I have rental houses and a big barn (garage) and a small farm, all located on the same piece of land that I live on.

If I have a vacant rental unit and I find out someone is inside of it with-out my permission, according to a lot of these opinions (and maybe even the law, the way some people are interpreting it) I have the right to shoot the person.

In my barn (garage) I have close to $50,000.00 worth of tools. If I catch someone inside of it...

On my farm I have cattle and other livestock. Rustling is still a problem here in Missouri. These cattle are part of my lively hood, so if I catch someone on the farm at night, or even the daytime...

It is very easy to say I would do this or that, but I know for a fact that using deadly force would be the very last resort and only if I felt threatened.

I have taken a life before and it is not a comfortable thing.
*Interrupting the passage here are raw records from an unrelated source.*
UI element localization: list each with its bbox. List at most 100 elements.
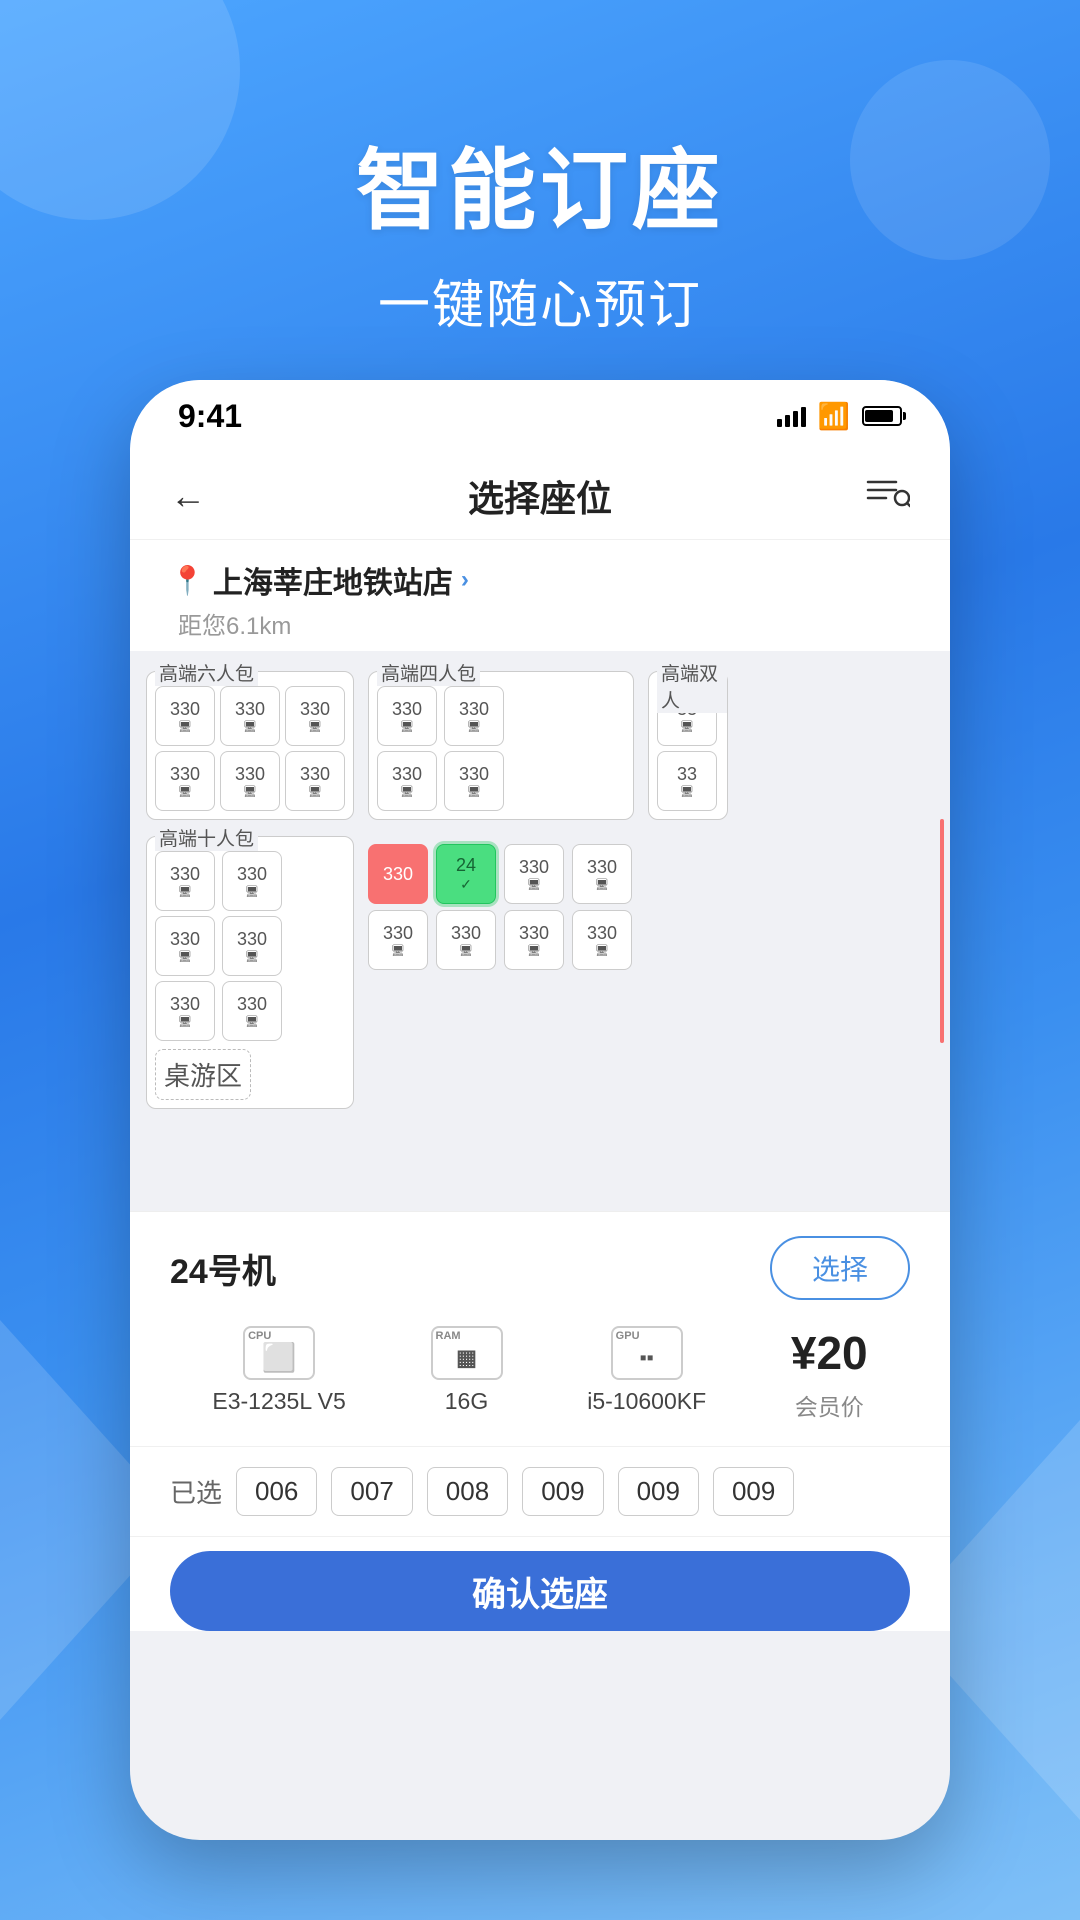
cpu-icon-box: CPU ⬜ <box>243 1326 315 1380</box>
wifi-icon: 📶 <box>818 401 850 432</box>
seat-330-5[interactable]: 330🖥 <box>220 751 280 811</box>
section-10person: 高端十人包 330🖥 330🖥 330🖥 330🖥 330🖥 330🖥 桌游区 <box>146 836 354 1109</box>
battery-fill <box>865 410 893 422</box>
seat-normal-6[interactable]: 330🖥 <box>572 910 632 970</box>
price-value: ¥20 <box>791 1326 868 1380</box>
nav-right <box>850 476 910 516</box>
location-name[interactable]: 📍 上海莘庄地铁站店 › <box>170 558 910 602</box>
seat-normal-1[interactable]: 330🖥 <box>504 844 564 904</box>
seat-normal-2[interactable]: 330🖥 <box>572 844 632 904</box>
select-button[interactable]: 选择 <box>770 1236 910 1300</box>
machine-name: 24号机 <box>170 1244 276 1293</box>
gpu-icon: ▪▪ <box>640 1347 654 1370</box>
cpu-icon: ⬜ <box>262 1341 297 1374</box>
seat-4p-4[interactable]: 330🖥 <box>444 751 504 811</box>
right-sections: 高端双人 33🖥 33🖥 <box>648 671 728 1191</box>
selected-seat-2[interactable]: 007 <box>331 1467 412 1516</box>
phone-mockup: 9:41 📶 ← 选择座位 <box>130 380 950 1840</box>
section-2person: 高端双人 33🖥 33🖥 <box>648 671 728 820</box>
bottom-panel: 24号机 选择 CPU ⬜ E3-1235L V5 RAM ▦ <box>130 1211 950 1631</box>
cpu-value: E3-1235L V5 <box>212 1388 345 1415</box>
ram-value: 16G <box>445 1388 488 1415</box>
section-6person-label: 高端六人包 <box>155 659 258 686</box>
seat-normal-5[interactable]: 330🖥 <box>504 910 564 970</box>
selected-seat-6[interactable]: 009 <box>713 1467 794 1516</box>
section-2person-label: 高端双人 <box>657 659 727 713</box>
hero-title: 智能订座 <box>0 120 1080 247</box>
location-arrow-icon: › <box>461 566 469 594</box>
signal-bar-4 <box>801 407 806 427</box>
middle-sections: 高端四人包 330🖥 330🖥 330🖥 330🖥 330 24✓ 330🖥 <box>368 671 634 1191</box>
hero-section: 智能订座 一键随心预订 <box>0 120 1080 338</box>
seat-map[interactable]: 高端六人包 330🖥 330🖥 330🖥 330🖥 330🖥 330🖥 高端 <box>130 651 950 1211</box>
seat-10p-6[interactable]: 330🖥 <box>222 981 282 1041</box>
seat-4p-3[interactable]: 330🖥 <box>377 751 437 811</box>
seat-10p-3[interactable]: 330🖥 <box>155 916 215 976</box>
10person-right-seats: 330 24✓ 330🖥 330🖥 330🖥 330🖥 330🖥 330🖥 <box>368 836 634 978</box>
gpu-value: i5-10600KF <box>587 1388 706 1415</box>
phone-body: 9:41 📶 ← 选择座位 <box>130 380 950 1840</box>
map-area: 高端六人包 330🖥 330🖥 330🖥 330🖥 330🖥 330🖥 高端 <box>146 671 934 1191</box>
seat-10p-4[interactable]: 330🖥 <box>222 916 282 976</box>
status-bar: 9:41 📶 <box>130 380 950 452</box>
seat-330-6[interactable]: 330🖥 <box>285 751 345 811</box>
section-4person-label: 高端四人包 <box>377 659 480 686</box>
seat-330-4[interactable]: 330🖥 <box>155 751 215 811</box>
spec-ram: RAM ▦ 16G <box>431 1326 503 1422</box>
filter-search-icon[interactable] <box>866 476 910 516</box>
section-10person-label: 高端十人包 <box>155 824 258 851</box>
selected-seat-1[interactable]: 006 <box>236 1467 317 1516</box>
status-time: 9:41 <box>178 398 242 435</box>
price-label: 会员价 <box>795 1388 864 1422</box>
gpu-icon-box: GPU ▪▪ <box>611 1326 683 1380</box>
signal-icon <box>777 405 806 427</box>
signal-bar-2 <box>785 415 790 427</box>
ram-icon: ▦ <box>456 1345 477 1371</box>
hero-subtitle: 一键随心预订 <box>0 263 1080 338</box>
location-bar[interactable]: 📍 上海莘庄地铁站店 › 距您6.1km <box>130 540 950 651</box>
seat-normal-3[interactable]: 330🖥 <box>368 910 428 970</box>
selected-seat-4[interactable]: 009 <box>522 1467 603 1516</box>
signal-bar-3 <box>793 411 798 427</box>
selected-label: 已选 <box>170 1473 222 1510</box>
seat-selected-24[interactable]: 24✓ <box>436 844 496 904</box>
confirm-button[interactable]: 确认选座 <box>170 1551 910 1631</box>
seat-10p-2[interactable]: 330🖥 <box>222 851 282 911</box>
seat-normal-4[interactable]: 330🖥 <box>436 910 496 970</box>
nav-bar: ← 选择座位 <box>130 452 950 540</box>
seat-330-3[interactable]: 330🖥 <box>285 686 345 746</box>
location-name-text: 上海莘庄地铁站店 <box>213 558 453 602</box>
specs-row: CPU ⬜ E3-1235L V5 RAM ▦ 16G GPU ▪▪ <box>130 1316 950 1447</box>
nav-title: 选择座位 <box>230 470 850 522</box>
status-icons: 📶 <box>777 401 902 432</box>
spec-gpu: GPU ▪▪ i5-10600KF <box>587 1326 706 1422</box>
scroll-hint <box>940 819 944 1043</box>
seat-2p-2[interactable]: 33🖥 <box>657 751 717 811</box>
board-game-text: 桌游区 <box>164 1061 242 1091</box>
selected-seats-row: 已选 006 007 008 009 009 009 <box>130 1447 950 1537</box>
seat-occupied-330[interactable]: 330 <box>368 844 428 904</box>
signal-bar-1 <box>777 419 782 427</box>
seat-10p-5[interactable]: 330🖥 <box>155 981 215 1041</box>
selected-seat-3[interactable]: 008 <box>427 1467 508 1516</box>
section-4person: 高端四人包 330🖥 330🖥 330🖥 330🖥 <box>368 671 634 820</box>
seat-4p-2[interactable]: 330🖥 <box>444 686 504 746</box>
seat-330-2[interactable]: 330🖥 <box>220 686 280 746</box>
board-game-label: 桌游区 <box>155 1049 251 1100</box>
selected-seat-5[interactable]: 009 <box>618 1467 699 1516</box>
spec-cpu: CPU ⬜ E3-1235L V5 <box>212 1326 345 1422</box>
ram-icon-box: RAM ▦ <box>431 1326 503 1380</box>
back-button[interactable]: ← <box>170 475 230 517</box>
battery-icon <box>862 406 902 426</box>
10person-seats-col1: 330🖥 330🖥 330🖥 330🖥 330🖥 330🖥 <box>155 851 345 1041</box>
spec-price: ¥20 会员价 <box>791 1326 868 1422</box>
section-6person: 高端六人包 330🖥 330🖥 330🖥 330🖥 330🖥 330🖥 <box>146 671 354 820</box>
location-distance: 距您6.1km <box>170 606 910 641</box>
seat-10p-1[interactable]: 330🖥 <box>155 851 215 911</box>
seat-330-1[interactable]: 330🖥 <box>155 686 215 746</box>
machine-info-bar: 24号机 选择 <box>130 1212 950 1316</box>
6person-seats-row1: 330🖥 330🖥 330🖥 330🖥 330🖥 330🖥 <box>155 686 345 811</box>
seat-4p-1[interactable]: 330🖥 <box>377 686 437 746</box>
location-pin-icon: 📍 <box>170 564 205 597</box>
left-sections: 高端六人包 330🖥 330🖥 330🖥 330🖥 330🖥 330🖥 高端 <box>146 671 354 1191</box>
I was justified, I was in danger and there was a very good chance I could have lost my life if I did not react the way I did.

My rental units could be repaired if they were damaged. My tools could be replaced if they were stolen and my cattle can be replaced if rustled. My family can not be replaced (although that crazy uncle, I wish I could find a replacement for him!) and if I thought their lives were in danger, I would do my utmost to protect them.

I would hope that everyone who post here understands that any situation in which you have to shoot someone is not a matter to be taken lightly.